Brustein's research group

Welcome to the homepage of Ramy Brustein

I am a Professor of Physics at Ben-Gurion University in Beer-Sheva, Israel. My main research interests are in the area of fundamental physics and include quantum gravity , cosmology and string theory.

Recent News

Stephen Hawking's black hole radiation paradox could finally be solved — if black holes aren't what they seem

New research suggests that black holes may actually be “frozen stars,” bizarre quantum objects that lack a singularity and an event horizon, potentially solving some of the biggest paradoxes in black hole physics.

“Frozen stars are a type of black hole mimickers: ultracompact, astrophysical objects that are free of singularities, lack a horizon, but yet can mimic all of the observable properties of black holes,” Ramy Brustein, a professor of physics at Ben-Gurion University in Israel, told Live Science in an email. “If they actually exist, they would indicate the need to modify in a significant and fundamental way Einstein’s theory of general relativity.”

Brustein is a co-author of a study describing the frozen star theory, published in July in the journal Physical Review D.

Research Interests

Black holes & other Space-times with causal boundaries

Interpreting the thermodynamic properties of black holes and other space-times with horizons and uncovering their underlying quantum statistical mechanics remains a challenge in spite of the intense efforts over the last 40 years. What does the black hole entropy measure, the degeneracy of microstates, entanglement entropy between the inside and outside of the horizon, or some intrinsic gravitational entropy? Is the quantum mechanics of space-times with causal boundaries unitary? If so, why do some of them look thermal and non-unitary in some approximation?

We have recently proposed that the extreme approximation of treating spacetime as strictly classical geometric object is at the origin of many of these issues and one should take into account the quantum properties of spacetime itself to resolve them. We proposed that blackholes actually consist of a collection of superstrings in the highest temperature possible – the Hagedorn temperature, We argued that as a consequence, gravitational waves detectors should see specific signatures of the quantum nature of black holes and so will be able to probe some of the quantum aspects of black holes, specifically their excitation spectrum.

Cosmology

The ongoing quest to detect gravitational waves in the cosmic microwave background is advancing. Our research in cosmology aims to understand what would be the possible implications if such a discovery is confirmed. In models of cosmic inflation, a detectable amplitude of gravitational waves indicates that the scale of inflation was high, close to the highest possible scale in nature.

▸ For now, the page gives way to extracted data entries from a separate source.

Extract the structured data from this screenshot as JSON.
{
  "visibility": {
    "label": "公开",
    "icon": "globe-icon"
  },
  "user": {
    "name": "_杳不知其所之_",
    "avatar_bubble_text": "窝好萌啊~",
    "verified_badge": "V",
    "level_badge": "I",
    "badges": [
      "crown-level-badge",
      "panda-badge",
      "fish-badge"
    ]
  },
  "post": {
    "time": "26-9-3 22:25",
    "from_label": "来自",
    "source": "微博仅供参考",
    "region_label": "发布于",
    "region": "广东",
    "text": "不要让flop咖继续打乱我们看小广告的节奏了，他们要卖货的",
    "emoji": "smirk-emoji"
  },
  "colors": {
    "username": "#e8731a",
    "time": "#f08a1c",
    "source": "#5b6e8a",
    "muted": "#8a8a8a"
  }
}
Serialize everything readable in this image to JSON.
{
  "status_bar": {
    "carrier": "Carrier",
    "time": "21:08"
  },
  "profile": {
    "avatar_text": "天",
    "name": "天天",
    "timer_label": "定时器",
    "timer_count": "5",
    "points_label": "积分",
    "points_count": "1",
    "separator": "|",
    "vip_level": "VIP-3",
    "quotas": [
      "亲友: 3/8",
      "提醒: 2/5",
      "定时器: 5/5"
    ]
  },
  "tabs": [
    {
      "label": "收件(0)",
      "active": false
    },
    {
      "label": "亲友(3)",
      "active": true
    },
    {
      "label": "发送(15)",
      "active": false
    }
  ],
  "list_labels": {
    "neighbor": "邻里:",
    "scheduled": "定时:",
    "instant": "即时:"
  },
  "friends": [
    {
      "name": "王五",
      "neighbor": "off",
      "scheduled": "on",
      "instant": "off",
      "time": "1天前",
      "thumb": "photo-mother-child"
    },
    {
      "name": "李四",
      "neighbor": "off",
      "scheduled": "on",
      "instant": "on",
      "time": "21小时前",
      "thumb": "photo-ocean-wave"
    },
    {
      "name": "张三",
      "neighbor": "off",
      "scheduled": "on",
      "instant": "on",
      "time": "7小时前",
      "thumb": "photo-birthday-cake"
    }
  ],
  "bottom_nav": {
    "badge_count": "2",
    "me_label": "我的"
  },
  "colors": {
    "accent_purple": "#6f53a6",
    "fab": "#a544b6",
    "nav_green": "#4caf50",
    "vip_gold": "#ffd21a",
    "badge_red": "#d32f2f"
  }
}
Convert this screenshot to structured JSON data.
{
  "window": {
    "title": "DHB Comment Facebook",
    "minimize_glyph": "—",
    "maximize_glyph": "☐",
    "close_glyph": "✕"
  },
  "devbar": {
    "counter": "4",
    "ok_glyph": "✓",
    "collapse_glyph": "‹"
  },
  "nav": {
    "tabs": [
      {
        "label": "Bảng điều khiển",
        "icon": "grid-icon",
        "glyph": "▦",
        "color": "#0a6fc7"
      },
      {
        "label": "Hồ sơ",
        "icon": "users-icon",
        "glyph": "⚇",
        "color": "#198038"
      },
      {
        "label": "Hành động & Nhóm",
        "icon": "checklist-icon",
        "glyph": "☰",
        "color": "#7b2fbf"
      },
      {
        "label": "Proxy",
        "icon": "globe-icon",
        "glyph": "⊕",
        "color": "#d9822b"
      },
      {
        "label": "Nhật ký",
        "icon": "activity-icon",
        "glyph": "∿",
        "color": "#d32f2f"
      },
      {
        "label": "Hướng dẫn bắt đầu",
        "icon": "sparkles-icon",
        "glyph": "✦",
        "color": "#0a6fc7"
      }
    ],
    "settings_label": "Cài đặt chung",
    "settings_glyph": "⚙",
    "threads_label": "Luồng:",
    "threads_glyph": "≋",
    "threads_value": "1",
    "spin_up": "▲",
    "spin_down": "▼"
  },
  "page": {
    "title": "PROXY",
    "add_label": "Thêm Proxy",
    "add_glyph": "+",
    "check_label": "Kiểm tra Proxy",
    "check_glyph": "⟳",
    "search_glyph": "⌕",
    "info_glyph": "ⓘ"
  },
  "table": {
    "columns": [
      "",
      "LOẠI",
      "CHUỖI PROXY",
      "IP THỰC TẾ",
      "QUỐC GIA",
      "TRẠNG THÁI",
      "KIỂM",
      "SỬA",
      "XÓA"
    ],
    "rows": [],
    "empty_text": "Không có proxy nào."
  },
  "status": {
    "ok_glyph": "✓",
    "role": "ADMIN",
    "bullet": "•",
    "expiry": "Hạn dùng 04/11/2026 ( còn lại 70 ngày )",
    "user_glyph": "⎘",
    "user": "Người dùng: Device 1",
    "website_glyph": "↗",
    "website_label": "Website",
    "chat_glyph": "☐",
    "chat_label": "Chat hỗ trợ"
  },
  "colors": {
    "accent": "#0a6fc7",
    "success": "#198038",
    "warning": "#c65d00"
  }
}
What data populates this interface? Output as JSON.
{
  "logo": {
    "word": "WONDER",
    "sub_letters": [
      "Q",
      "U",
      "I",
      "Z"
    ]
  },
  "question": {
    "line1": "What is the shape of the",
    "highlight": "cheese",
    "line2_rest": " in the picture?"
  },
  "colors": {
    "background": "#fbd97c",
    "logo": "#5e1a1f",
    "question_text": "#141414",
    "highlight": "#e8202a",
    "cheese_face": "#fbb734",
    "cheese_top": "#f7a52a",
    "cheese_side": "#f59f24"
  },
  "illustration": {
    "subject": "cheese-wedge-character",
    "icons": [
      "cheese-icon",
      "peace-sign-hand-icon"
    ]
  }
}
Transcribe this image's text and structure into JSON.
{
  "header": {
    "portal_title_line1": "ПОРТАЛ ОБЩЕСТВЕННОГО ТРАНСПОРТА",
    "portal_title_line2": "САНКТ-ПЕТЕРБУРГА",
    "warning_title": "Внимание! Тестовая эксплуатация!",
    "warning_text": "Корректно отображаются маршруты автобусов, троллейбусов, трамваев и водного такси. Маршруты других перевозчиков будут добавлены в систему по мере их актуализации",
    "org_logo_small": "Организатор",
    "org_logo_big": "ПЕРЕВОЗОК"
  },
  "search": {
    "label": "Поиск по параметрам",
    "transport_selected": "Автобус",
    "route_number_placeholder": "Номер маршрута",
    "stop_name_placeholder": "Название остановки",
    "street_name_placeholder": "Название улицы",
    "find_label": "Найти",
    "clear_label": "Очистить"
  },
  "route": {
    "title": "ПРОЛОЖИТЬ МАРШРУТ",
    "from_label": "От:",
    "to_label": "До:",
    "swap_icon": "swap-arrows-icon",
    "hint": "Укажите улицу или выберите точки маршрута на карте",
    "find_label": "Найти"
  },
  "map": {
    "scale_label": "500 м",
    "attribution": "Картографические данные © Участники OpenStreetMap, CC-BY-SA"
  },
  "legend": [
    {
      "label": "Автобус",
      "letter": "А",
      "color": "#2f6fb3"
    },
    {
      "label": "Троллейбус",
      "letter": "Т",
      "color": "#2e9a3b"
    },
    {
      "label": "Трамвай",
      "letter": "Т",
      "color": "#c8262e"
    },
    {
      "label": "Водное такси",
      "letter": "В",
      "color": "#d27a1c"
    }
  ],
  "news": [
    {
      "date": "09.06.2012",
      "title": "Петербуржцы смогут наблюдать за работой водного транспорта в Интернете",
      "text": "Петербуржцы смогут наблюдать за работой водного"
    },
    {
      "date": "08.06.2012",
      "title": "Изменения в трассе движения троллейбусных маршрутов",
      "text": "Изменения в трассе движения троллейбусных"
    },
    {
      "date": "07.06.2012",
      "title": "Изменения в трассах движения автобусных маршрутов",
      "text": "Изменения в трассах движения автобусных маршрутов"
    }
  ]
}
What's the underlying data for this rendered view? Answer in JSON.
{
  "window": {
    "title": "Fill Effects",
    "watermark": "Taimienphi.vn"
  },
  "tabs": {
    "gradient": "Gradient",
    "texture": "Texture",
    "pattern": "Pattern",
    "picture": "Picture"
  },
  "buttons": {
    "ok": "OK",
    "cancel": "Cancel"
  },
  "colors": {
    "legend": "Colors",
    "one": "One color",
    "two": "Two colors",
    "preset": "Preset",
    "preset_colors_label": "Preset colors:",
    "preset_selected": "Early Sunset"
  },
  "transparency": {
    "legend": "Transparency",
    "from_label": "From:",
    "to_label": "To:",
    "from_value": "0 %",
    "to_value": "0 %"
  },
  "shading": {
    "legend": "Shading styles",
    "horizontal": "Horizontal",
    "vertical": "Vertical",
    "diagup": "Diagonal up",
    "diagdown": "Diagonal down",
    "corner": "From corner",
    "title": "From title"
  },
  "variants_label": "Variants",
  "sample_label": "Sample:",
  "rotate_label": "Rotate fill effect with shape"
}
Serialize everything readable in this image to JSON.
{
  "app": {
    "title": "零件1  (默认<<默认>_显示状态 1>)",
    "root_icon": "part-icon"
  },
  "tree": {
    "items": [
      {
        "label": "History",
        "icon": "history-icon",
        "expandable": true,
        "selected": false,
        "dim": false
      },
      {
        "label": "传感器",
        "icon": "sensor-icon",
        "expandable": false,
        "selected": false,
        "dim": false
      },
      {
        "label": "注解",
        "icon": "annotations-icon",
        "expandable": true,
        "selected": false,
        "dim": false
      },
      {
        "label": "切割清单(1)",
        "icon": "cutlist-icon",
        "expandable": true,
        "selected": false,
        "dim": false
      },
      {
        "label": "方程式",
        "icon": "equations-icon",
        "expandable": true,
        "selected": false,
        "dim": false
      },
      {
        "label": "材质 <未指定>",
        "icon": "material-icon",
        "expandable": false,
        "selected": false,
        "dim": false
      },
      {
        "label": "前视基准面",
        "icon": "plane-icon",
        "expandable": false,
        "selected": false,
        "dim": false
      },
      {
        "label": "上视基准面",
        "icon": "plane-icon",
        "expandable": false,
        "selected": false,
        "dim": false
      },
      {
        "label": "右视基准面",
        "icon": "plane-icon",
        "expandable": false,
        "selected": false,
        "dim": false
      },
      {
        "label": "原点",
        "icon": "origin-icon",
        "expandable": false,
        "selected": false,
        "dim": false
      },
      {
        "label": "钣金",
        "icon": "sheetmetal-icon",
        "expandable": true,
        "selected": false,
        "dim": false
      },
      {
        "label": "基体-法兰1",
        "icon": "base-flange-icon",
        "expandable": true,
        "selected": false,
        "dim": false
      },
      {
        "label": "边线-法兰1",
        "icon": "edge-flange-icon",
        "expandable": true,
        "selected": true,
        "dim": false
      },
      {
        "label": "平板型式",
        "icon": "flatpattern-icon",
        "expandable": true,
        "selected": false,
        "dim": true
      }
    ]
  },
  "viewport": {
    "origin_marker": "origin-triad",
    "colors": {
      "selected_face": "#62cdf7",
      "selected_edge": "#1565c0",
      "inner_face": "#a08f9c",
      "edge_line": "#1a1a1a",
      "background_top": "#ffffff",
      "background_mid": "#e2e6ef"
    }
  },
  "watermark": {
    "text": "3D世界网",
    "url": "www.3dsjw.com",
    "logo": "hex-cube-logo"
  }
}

Our research focuses on the quantum aspects of high-scale inflationary models. One idea that we are investigating is that the state of superstrings in the highest temperature possible – the Hagedorn temperature, makes very similar predictions to models of high-scale semiclassical inflation. Another idea is that small-field models of inflation are the only viable and consistent class describing high-scale inflation because the large-field models have some inherent inconsistencies at these high scales as suggested by the swampland program. We expect interesting implications for the theory of inflation, for inflationary model-building and perhaps even some observable consequences.